Distance génétique et liaison entre marqueurs :
Dans le cadre de la cartographie génétique, la distance entre deux marqueurs est calculée par une analyse statistique (analyse de liaison) et suppose donc la disponibilité d'ADN génomique issu de données familiales (de pedigree) ou des données de populations :
Pour établir la carte génétique du génome humain, Jean Dausset (CEPH) a sélectionné un ensemble de familles humaines présentant un nombre élevé de générations et d'enfants dont les données génomiques sont mises à la disposition de la communauté scientifique.
Pour les organismes modèles, l'établissement de la carte est grandement facilité par les possibilités d'élevage et de croisement qu'ils permettent.

Les étapes de la cartographie génétique

Etape 1 : Assignation des marqueurs sur le chromosome

L'utilisation d'hybrides somatiques monochromosomiques permet de déterminer de quel chromosome humain provient un marqueur donné. Ensuite, l'utilisation d'une méthode de type FlSH permet de déterminer la position du marqueur sur le chromosome.

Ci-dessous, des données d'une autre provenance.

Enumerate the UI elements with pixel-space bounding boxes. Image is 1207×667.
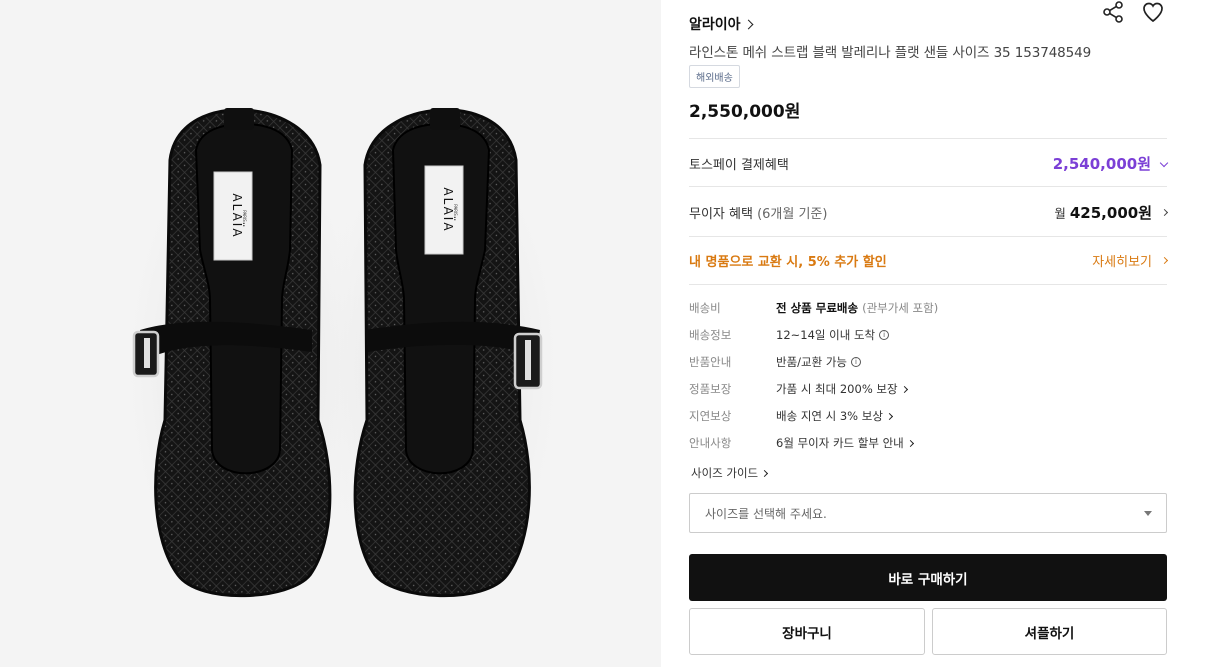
size-select-placeholder: 사이즈를 선택해 주세요. [705, 506, 827, 521]
chevron-right-icon [885, 412, 893, 420]
spec-delay-compensation[interactable]: 지연보상 배송 지연 시 3% 보상 [689, 408, 1167, 424]
spec-label: 지연보상 [689, 409, 732, 423]
product-price: 2,550,000원 [689, 102, 801, 122]
interest-month: 월 [1054, 205, 1066, 221]
divider [689, 186, 1167, 187]
product-image-panel: ALAÏA PARIS ALAÏA PARIS [0, 0, 661, 667]
trade-in-more-link[interactable]: 자세히보기 [1092, 251, 1152, 270]
size-select[interactable]: 사이즈를 선택해 주세요. [689, 493, 1167, 533]
heart-icon[interactable] [1141, 0, 1165, 24]
chevron-right-icon [906, 439, 914, 447]
size-guide-label: 사이즈 가이드 [691, 466, 759, 480]
interest-free-sub: (6개월 기준) [757, 206, 828, 222]
spec-shipping-fee: 배송비 전 상품 무료배송 (관부가세 포함) [689, 300, 1167, 316]
spec-notice[interactable]: 안내사항 6월 무이자 카드 할부 안내 [689, 435, 1167, 451]
spec-value: 배송 지연 시 3% 보상 [776, 409, 883, 423]
toss-benefit-label: 토스페이 결제혜택 [689, 157, 789, 173]
spec-label: 안내사항 [689, 436, 732, 450]
product-title: 라인스톤 메쉬 스트랩 블랙 발레리나 플랫 샌들 사이즈 35 1537485… [689, 45, 1092, 61]
divider [689, 138, 1167, 139]
spec-label: 배송비 [689, 301, 721, 315]
interest-free-row[interactable]: 무이자 혜택 (6개월 기준) 월 425,000원 [689, 199, 1169, 225]
present-button[interactable]: 셔플하기 [932, 608, 1167, 655]
toss-benefit-row[interactable]: 토스페이 결제혜택 2,540,000원 [689, 150, 1169, 176]
caret-down-icon [1144, 510, 1152, 516]
spec-label: 반품안내 [689, 355, 732, 369]
spec-return-info: 반품안내 반품/교환 가능 i [689, 354, 1167, 370]
add-to-cart-button[interactable]: 장바구니 [689, 608, 925, 655]
chevron-right-icon [1160, 208, 1169, 216]
buy-now-button[interactable]: 바로 구매하기 [689, 554, 1167, 601]
spec-label: 정품보장 [689, 382, 732, 396]
brand-name: 알라이아 [689, 17, 741, 33]
spec-label: 배송정보 [689, 328, 732, 342]
right-shoe: ALAÏA PARIS [353, 108, 543, 598]
divider [689, 284, 1167, 285]
interest-free-label: 무이자 혜택 [689, 206, 753, 222]
right-insole-sub: PARIS [453, 204, 458, 216]
size-guide-link[interactable]: 사이즈 가이드 [691, 465, 769, 481]
spec-note: (관부가세 포함) [862, 301, 939, 315]
trade-in-row[interactable]: 내 명품으로 교환 시, 5% 추가 할인 자세히보기 [689, 247, 1169, 273]
product-actions [1101, 0, 1165, 24]
chevron-right-icon [743, 19, 753, 29]
share-icon[interactable] [1101, 0, 1125, 24]
spec-authenticity[interactable]: 정품보장 가품 시 최대 200% 보장 [689, 381, 1167, 397]
spec-delivery-info: 배송정보 12~14일 이내 도착 i [689, 327, 1167, 343]
spec-value: 반품/교환 가능 [776, 355, 848, 369]
info-icon[interactable]: i [851, 357, 862, 367]
info-icon[interactable]: i [879, 330, 890, 340]
chevron-down-icon [1159, 158, 1169, 168]
chevron-right-icon [900, 385, 908, 393]
spec-value: 가품 시 최대 200% 보장 [776, 382, 898, 396]
divider [689, 236, 1167, 237]
left-insole-sub: PARIS [242, 210, 247, 222]
trade-in-label: 내 명품으로 교환 시, 5% 추가 할인 [689, 254, 887, 270]
product-page: ALAÏA PARIS ALAÏA PARIS 알라이아 라인스톤 메쉬 스트랩… [0, 0, 1207, 667]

Etape 2 : Génotypage du marqueur

Détermination des allèles pour chacun des marqueurs chez les différents individus.

• Génotypage par RFLP (Polymorphisme des fragments de restriction) :
  L'analyse de RFLP s'effectue en utilisant comme sonde le fragment d'ADN RFLP sur un southern blot comprenant les ADN génomiques des différents individus digérés par un enzyme de restriction. Chaque fragment d'une taille donnée recensée constitue un allèle du marqueur étudié. Nécessite une quantité importante d'ADN génomique.
   
• Génotypage par microsatellite :
  L'analyse s'effectue en utilisant les séquences flanquantes d'un microsatellite donné (communes aux différents individus à étudier) pour amplifier celui-ci chez les différents individus. La taille des différents produits amplifiés (correspondant aux différents allèles du microsatellite) est alors évaluée par électrophorèse.
   
• Génotypage par SNP :
  Le génotypage des SNP se fait par spectrométrie de masse. Il repose sur la méthode de "primer extension" qui génère des produits ayant une masse spécifique pour chaque allèle. Les allèles se distinguent par leur différence de masse, facile à interpréter automatiquement par ordinateur. Cette approche permet le génotypage en série des SNP, chacun d'eux pouvant être caractérisé dans un grand nombre d'échantillons.
  Les SNP sont des marqueurs particulièrement intéréssants pour la pharmacogénomique et la pharmacogénétique.
  Le CNG (Centre National du Génotypage, à Evry) est un centre dans lequel on étudie la variabilité du génome en analysant les SNP ainsi que les mutations impliquant plusieurs bases. Les chercheurs du CNG partent des séquences de référence établies par le Génoscope et d'autres centres de séquençage et mettent en évidence les différences trouvées chez un grand nombre d'individus. Ils étudient ainsi la transmission d'une maladie au sein d'une même famille pour localiser les régions du génome qui contiennent les gènes impliqués. L'objectif à terme est d'être capable d'établir un diagnostic directement à partir du génome, d'adapter un traitement à chaque individu ou même de faire de la thérapie génique.